私たちは池袋駅に向かい丸ノ内線に乗る。そして、中央・総武線に乗ったあたりから各々口を開くようになった。
「なあ、これって現実なのか?」
「大番さん、現実世界ではないって恵麻さんは言ってたけど、確かに起きたことだと思います」
私はそう言う。そうした流れで今私たちが直面している問題について改めて共有する。
ここは現実世界ではないどこかであり、私たちの願望を何かが叶えようと働く。そして、その願望が叶った時にその願望に関わる人か何かが、化け物に姿を変えて私たちを襲ってくる。襲われた人はこの世界の存在から消されて私たちみたいな現実から来た人以外から認識されなくなる。そうやって整理した。改めて考えるとまったく何が起きているのか理解できないというのが素直な感想だった。
私はかろうじてこの世界に自ら入ってきたという認識ができているが、他二人はまったくわけがわからないという状況だった。
かくいう私もどうやってここに来たのか。それを思い出すことはできなかった。これは他2人も同様だった。
口々に不安を吐露する。
無事に生き残れるのか。どうすればいいのか。いつまで逃げればいいのか。あんなものからどうやって逃げるのか。
専門家である恵麻さんの逃げ切るという提案を、目の前でつぶされたのが私たちにとって相当ショックなことだった。でも、あきらめるつもりはなかった。
明日は進み続ける者の先に現れるのだから。
船橋駅の改札を出るとそこは人であふれかえっていた。辺りを見渡すと遠くから葉山が手を振っているのが見える。良かった。無事みたいだ。
本当に?この葉山はあの化け物が化けた存在ではないのか?
だがそれは確認する術はない。本物だと仮定するしかない。
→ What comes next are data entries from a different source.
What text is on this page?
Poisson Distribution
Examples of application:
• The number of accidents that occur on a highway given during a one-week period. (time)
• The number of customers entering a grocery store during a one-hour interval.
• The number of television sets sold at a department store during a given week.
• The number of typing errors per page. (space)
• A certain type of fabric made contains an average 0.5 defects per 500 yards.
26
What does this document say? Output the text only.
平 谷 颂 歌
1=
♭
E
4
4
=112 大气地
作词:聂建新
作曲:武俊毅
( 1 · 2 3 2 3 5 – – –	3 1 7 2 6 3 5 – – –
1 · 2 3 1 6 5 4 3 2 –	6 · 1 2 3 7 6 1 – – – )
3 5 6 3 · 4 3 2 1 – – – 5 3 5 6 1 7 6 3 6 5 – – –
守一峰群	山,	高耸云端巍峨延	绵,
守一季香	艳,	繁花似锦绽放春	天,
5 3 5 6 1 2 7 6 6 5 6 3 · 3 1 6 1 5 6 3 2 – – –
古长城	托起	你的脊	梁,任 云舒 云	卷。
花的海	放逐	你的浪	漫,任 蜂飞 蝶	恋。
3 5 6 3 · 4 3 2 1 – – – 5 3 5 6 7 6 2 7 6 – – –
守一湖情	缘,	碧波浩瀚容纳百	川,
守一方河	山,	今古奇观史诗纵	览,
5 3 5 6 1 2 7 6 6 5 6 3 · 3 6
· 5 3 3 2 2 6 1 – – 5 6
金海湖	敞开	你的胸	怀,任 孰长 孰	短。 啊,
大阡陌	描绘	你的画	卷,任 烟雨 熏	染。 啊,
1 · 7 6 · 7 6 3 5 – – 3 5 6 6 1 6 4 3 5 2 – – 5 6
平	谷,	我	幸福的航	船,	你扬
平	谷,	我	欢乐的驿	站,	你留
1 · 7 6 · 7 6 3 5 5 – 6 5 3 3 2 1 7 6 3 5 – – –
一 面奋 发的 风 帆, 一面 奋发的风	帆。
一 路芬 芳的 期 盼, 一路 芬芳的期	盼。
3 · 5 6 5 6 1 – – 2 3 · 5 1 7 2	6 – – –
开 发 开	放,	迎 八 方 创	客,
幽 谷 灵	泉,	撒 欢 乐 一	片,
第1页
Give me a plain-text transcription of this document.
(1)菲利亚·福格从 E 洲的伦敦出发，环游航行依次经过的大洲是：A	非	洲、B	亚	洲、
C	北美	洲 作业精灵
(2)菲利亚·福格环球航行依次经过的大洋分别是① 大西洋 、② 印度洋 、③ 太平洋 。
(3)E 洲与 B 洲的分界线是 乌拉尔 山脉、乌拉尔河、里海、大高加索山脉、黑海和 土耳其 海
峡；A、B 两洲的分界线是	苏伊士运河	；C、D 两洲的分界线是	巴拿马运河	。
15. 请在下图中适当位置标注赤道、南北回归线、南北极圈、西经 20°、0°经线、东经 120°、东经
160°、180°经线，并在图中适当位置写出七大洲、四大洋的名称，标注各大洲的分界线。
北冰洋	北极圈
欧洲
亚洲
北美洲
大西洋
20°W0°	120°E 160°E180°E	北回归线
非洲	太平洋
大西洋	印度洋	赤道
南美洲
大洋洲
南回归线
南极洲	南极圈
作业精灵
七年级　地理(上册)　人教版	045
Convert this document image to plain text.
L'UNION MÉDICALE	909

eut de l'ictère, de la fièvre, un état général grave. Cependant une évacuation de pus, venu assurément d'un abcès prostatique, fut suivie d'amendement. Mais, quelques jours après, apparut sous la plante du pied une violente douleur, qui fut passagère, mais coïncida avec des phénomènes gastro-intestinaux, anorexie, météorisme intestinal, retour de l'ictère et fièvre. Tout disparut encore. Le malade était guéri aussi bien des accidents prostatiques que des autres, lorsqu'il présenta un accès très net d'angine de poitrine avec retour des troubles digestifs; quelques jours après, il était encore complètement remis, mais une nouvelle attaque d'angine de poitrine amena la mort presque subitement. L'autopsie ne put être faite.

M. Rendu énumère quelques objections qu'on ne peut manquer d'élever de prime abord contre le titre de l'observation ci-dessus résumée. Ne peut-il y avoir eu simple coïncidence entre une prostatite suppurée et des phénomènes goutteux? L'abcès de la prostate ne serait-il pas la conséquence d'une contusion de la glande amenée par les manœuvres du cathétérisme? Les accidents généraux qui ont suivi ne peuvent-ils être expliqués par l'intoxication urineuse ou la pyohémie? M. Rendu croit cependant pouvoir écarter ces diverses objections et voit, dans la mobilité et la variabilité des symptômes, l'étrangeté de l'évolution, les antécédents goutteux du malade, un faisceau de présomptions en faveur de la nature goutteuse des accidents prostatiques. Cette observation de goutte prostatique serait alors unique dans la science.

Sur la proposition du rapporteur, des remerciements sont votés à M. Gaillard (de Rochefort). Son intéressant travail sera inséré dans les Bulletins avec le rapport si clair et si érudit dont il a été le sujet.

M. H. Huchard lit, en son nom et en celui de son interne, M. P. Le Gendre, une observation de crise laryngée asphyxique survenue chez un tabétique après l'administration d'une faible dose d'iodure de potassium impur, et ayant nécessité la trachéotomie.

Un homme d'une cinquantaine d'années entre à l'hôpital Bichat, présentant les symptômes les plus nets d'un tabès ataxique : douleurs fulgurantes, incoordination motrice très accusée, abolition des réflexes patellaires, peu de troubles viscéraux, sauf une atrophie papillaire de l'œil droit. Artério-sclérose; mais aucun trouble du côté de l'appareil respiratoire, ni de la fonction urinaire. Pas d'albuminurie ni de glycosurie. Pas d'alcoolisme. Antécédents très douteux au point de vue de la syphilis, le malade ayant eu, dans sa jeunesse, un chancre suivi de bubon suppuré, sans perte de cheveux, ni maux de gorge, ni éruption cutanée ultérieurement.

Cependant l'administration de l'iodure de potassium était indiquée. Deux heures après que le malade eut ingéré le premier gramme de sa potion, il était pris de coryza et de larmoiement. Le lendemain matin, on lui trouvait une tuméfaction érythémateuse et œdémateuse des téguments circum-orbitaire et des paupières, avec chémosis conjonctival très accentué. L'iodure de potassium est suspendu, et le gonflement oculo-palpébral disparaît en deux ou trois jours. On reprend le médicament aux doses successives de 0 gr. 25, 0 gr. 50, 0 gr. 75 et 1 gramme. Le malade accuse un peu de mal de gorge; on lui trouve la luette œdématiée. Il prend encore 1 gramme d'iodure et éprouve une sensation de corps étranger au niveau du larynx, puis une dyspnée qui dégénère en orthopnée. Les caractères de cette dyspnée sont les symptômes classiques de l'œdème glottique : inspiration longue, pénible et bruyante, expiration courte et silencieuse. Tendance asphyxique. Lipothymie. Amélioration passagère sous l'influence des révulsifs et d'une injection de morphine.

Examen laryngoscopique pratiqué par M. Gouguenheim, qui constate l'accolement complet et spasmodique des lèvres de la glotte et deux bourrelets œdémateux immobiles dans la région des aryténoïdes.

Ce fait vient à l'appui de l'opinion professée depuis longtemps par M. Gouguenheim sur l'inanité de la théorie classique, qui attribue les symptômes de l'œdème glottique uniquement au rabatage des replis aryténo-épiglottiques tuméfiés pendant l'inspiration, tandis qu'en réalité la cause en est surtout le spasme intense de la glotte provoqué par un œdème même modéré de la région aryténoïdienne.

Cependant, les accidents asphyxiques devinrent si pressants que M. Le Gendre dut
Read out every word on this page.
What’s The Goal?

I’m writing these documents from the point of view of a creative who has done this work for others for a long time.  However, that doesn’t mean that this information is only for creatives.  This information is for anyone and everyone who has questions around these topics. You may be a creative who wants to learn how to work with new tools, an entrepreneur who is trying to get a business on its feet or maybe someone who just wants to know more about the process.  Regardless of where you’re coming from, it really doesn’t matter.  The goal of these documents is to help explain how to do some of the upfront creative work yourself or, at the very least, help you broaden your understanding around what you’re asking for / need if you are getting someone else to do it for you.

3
そう考えることにした。
「明日香、どうしたの?後ろの人たちは?」
「えーと、どう説明した方が良いのかな......?」
私の中でもしっかりと整理できているわけではないので、言葉が詰まる。
「ねえ、葉山。何か、身の回りでおかしなことは起きていない?あり得ないくらい上手くいっている事とか」
「えー?そんなことはないかなぁ」
「そんなことはないでしょ?ほら、ストーリーズがメジャーデビューしているのとか明らかにおかしいでしょう?」
「何言ってるの明日香。私たちの努力の結果でしょ?」
「違うの、違うの葉山。私たちの頑張りが嘘って言いたいわけじゃ」
「わかんないよ明日香。明日香が何を言いたいのか、ここまで来たのかさっぱり分かんない」
それはそうだろう。私だってどう説明すればいいか分からないのだから。
「お姉ちゃん?」
そう、呼ぶ声がした。
「和人、どうしたの?」
葉山がそう呼ぶ。
葉山には年が近い弟がいたのか。知らなかった。
知らなかった?4年も一緒にいたのに?一度も話題に出たことがない?
絶対におかしい。
私は葉山に体を寄せる。
「明日香、どうしたの?さっきからおかしいよ」
「いいから」
緊張のボルテージが上がる。
「お姉ちゃん。その人あれでしょ!前言ってたバンド仲間の!」
「そう、紹介するね。うちのバンドの司令塔の明日香です!」
仲睦まじい様子を見せる。
「いイなあ、タのしそウ!」
和人の体があの化け物に変化する。
今回は、今回こそは救ってみせる。